Она только-только вернулась из гимназии и не особо привыкла к вниманию противоположного пола. Такому вниманию. Ее и Семьям должны были представить через год, не ранее. Так что она совершенно не обладала практическими навыками поведения в подобной ситуации. И даже общие правила субординации вылетели у нее из головы. Все забил ветивер и бергамот.
Однако, казалось, Его это не беспокоит. Как и полное отсутствие между ними расстояния. Не волновала Его и Ее немногословность. Так и не дождавшись ответа на свой последний вопрос, Он лишь усмехнулся одним уголком губ и наклонился еще чуть ниже. Поцеловал центр ее ладони, продолжая при этом удерживать Ее взгляд. Твердо, властно. Свободно, с полным правом. Чем вызвал еще больший ступор в ее мыслях и полный раздрай в эмоциях.
Он забрал Ее себе через две недели.
Никогда Он ещё не поступал подобным образом. Никогда не шел настолько тонким льдом, подвергая собственные принципы и положение опасности. Не было обсуждения с семьей, не заключалось соглашения. Боги ли, сила ли распорядились так, что вся Ее родня уехала на похороны дальней тетки, оставив наследницу дома на попечении гувернанток и Тефи. Оберегая от горя.
А Он не мог, не хотел ждать. Да и, непонятно почему, вдруг не пожелал сообщать еще кому бы то ни было о своем интересе. И Она сказала близким, что её пригласила к себе в гости подруга. Семья не противилась и Ему оставалось лишь усилить в их сознаниях эту мысль и уверенность.
Он уже признавал, что не стоит никому знать о Ней и о том, насколько Он стал бредить Ею. Словно опоенный. Обезумевший.
И даже несмотря на то, что предпринял максимальные меры безопасности, Он не был окончательно уверен, что это разумно. О том, что он сделал, не знала даже сестра.

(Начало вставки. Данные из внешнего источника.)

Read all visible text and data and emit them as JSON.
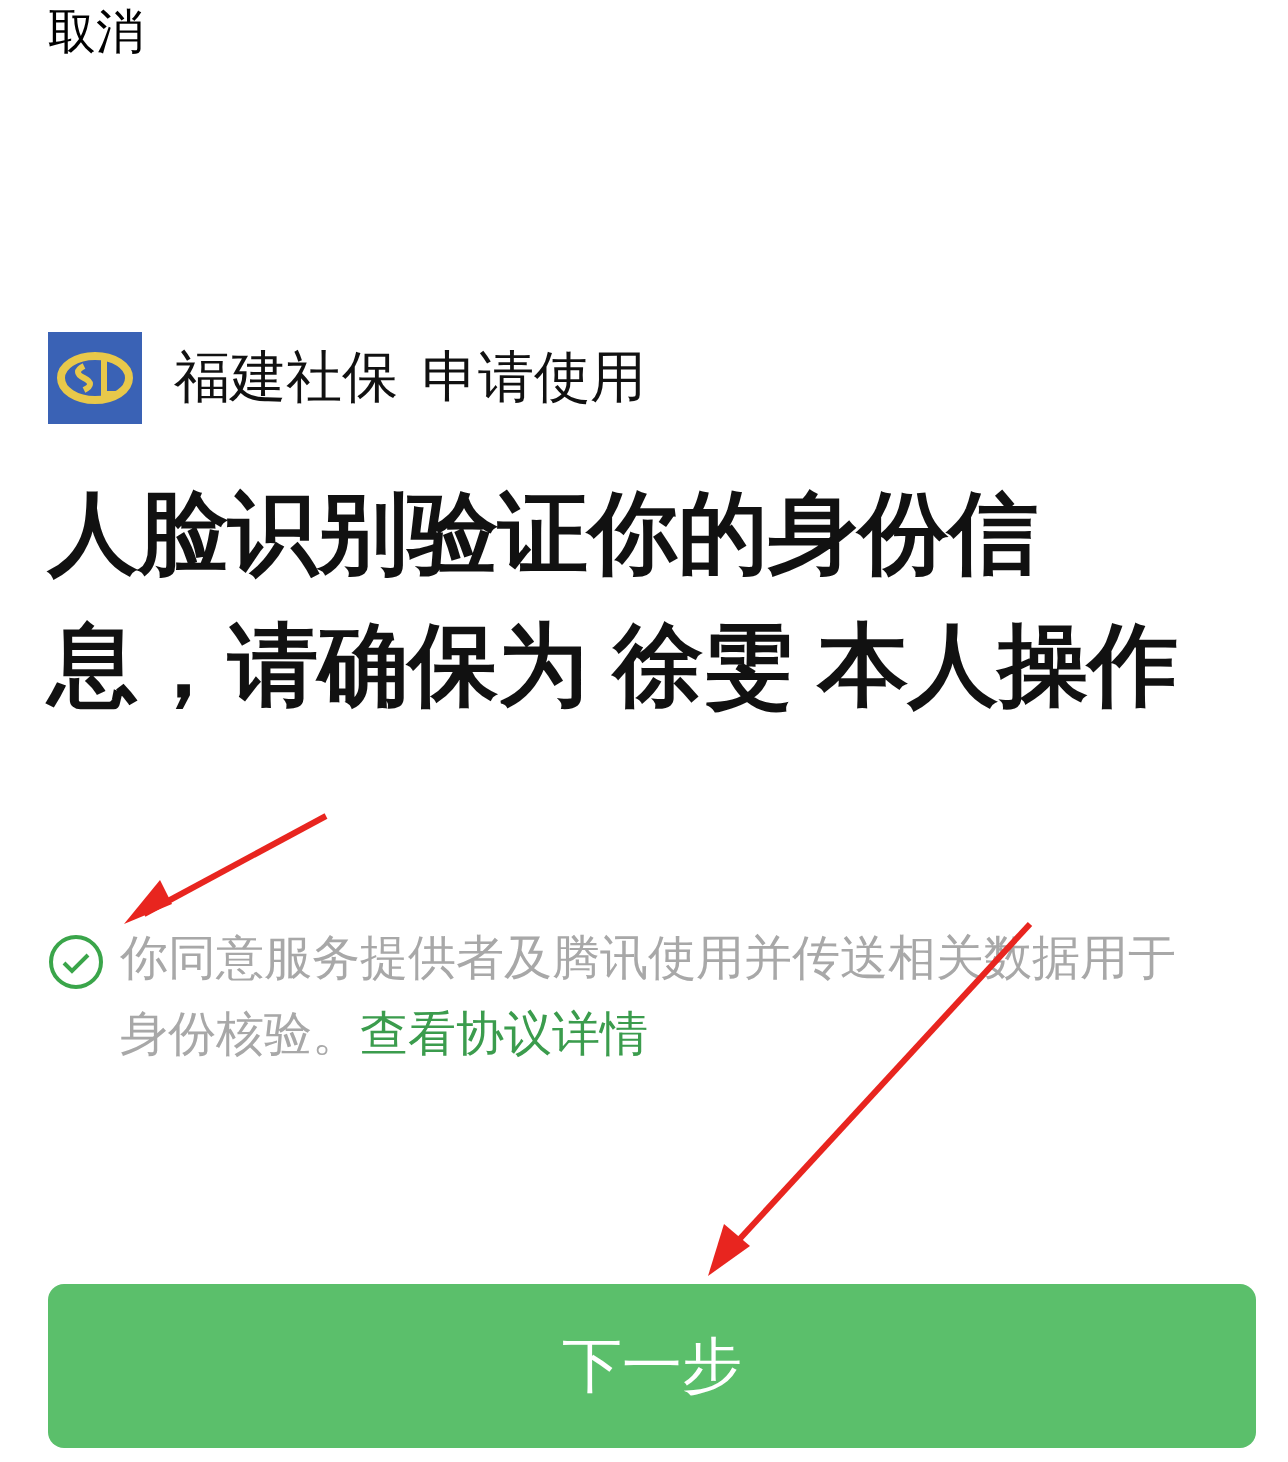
{
  "cancel": "取消",
  "app": {
    "name": "福建社保",
    "action": "申请使用"
  },
  "heading_lines": [
    "人脸识别验证你的身份信",
    "息，请确保为 徐雯 本人操作"
  ],
  "agreement": {
    "checked": true,
    "text": "你同意服务提供者及腾讯使用并传送相关数据用于身份核验。",
    "link": "查看协议详情"
  },
  "button": "下一步"
}
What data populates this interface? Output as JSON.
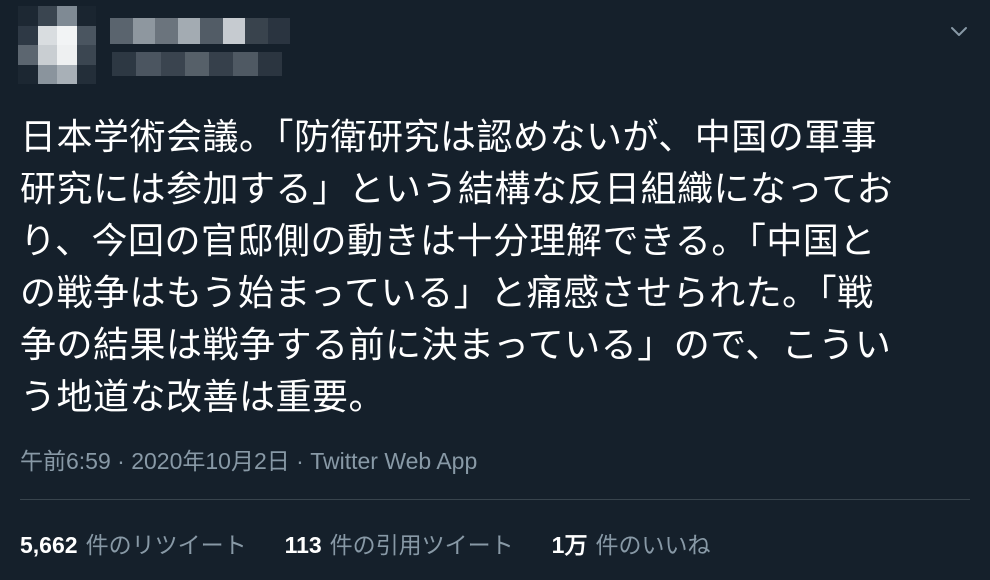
{
  "header": {
    "menu_icon": "chevron-down-icon"
  },
  "tweet": {
    "lines": [
      "日本学術会議。「防衛研究は認めないが、中国の軍事",
      "研究には参加する」という結構な反日組織になってお",
      "り、今回の官邸側の動きは十分理解できる。「中国と",
      "の戦争はもう始まっている」と痛感させられた。「戦",
      "争の結果は戦争する前に決まっている」ので、こうい",
      "う地道な改善は重要。"
    ]
  },
  "meta": {
    "time": "午前6:59",
    "separator1": " · ",
    "date": "2020年10月2日",
    "separator2": " · ",
    "source": "Twitter Web App"
  },
  "stats": {
    "retweets_count": "5,662",
    "retweets_label": "件のリツイート",
    "quotes_count": "113",
    "quotes_label": "件の引用ツイート",
    "likes_count": "1万",
    "likes_label": "件のいいね"
  },
  "colors": {
    "background": "#15202b",
    "text": "#ffffff",
    "secondary": "#8899a6",
    "divider": "#38444d"
  }
}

Казалось бы, и другим не узнать в таком случае.
***
Она проснулась резко, словно из глубины на поверхность вынырнула. И почти так же, как с глубины, испытывая странную нехватку воздуха, жадно вдохнула. Сжалась, ощущая бессознательный страх, подтянула колени к груди. Моргнула, пытаясь прийти в себя и осмотреться, понять: что она и где? И с облегчением откинулась на подушку, вдыхая самый любимый в мире аромат. Бергамот и ветивер.
Все в порядке, она дома, в их спальне. Боги! Что же ей такое приснилось, что сердце до сих пор колотится в горле?
Элис не могла вспомнить. Только обрывки нечетких картин, остатки эмоций. Неуловимый шлейф ароматов. Перемешанных, вязких. Это все сбивало с толку. Но бергамот успокаивал, усмирял пульс. Однако ей хотелось большего.
Упираясь локтями в подушку, она приподнялась, осматривая комнату, погруженную в ночные тени: тяжелые шторы не до конца закрывали окна, позволяя различить обстановку. Но в данный момент Элис не интересовали детали. В комнате она находилась однавот то, что имело значение. А ей хотелось к Кристофу. Наверняка, он снова работает, и не имеет значения, что ночь давно перевалила за середину. Он просто не замечает времени.
Да, безусловно, она понимала, что у него имелось такое количество обязанностей, на нем лежит такое бремя ответственности за их народ, что времени просто не могло хватать. А он действительно должен был всем этим заниматься. Для того и избирался Хранитель. И чести этой (или проклятия власти) удостаивался самый сильный, уравновешенный, умеющий сохранить баланс среди подданных. Элис восхищалась Кристофом. Гордилась, хоть ее заслуг в том, каков онне было вообще. И не смущала ее необходимость прятаться и таиться. Не обижало то, что он скрывал ото всех их отношения и Элис почти не имела возможности покидать этот дом, по крайней мере, открыто. Понимала всю важность и тяжесть его положения. Своей роли в этом.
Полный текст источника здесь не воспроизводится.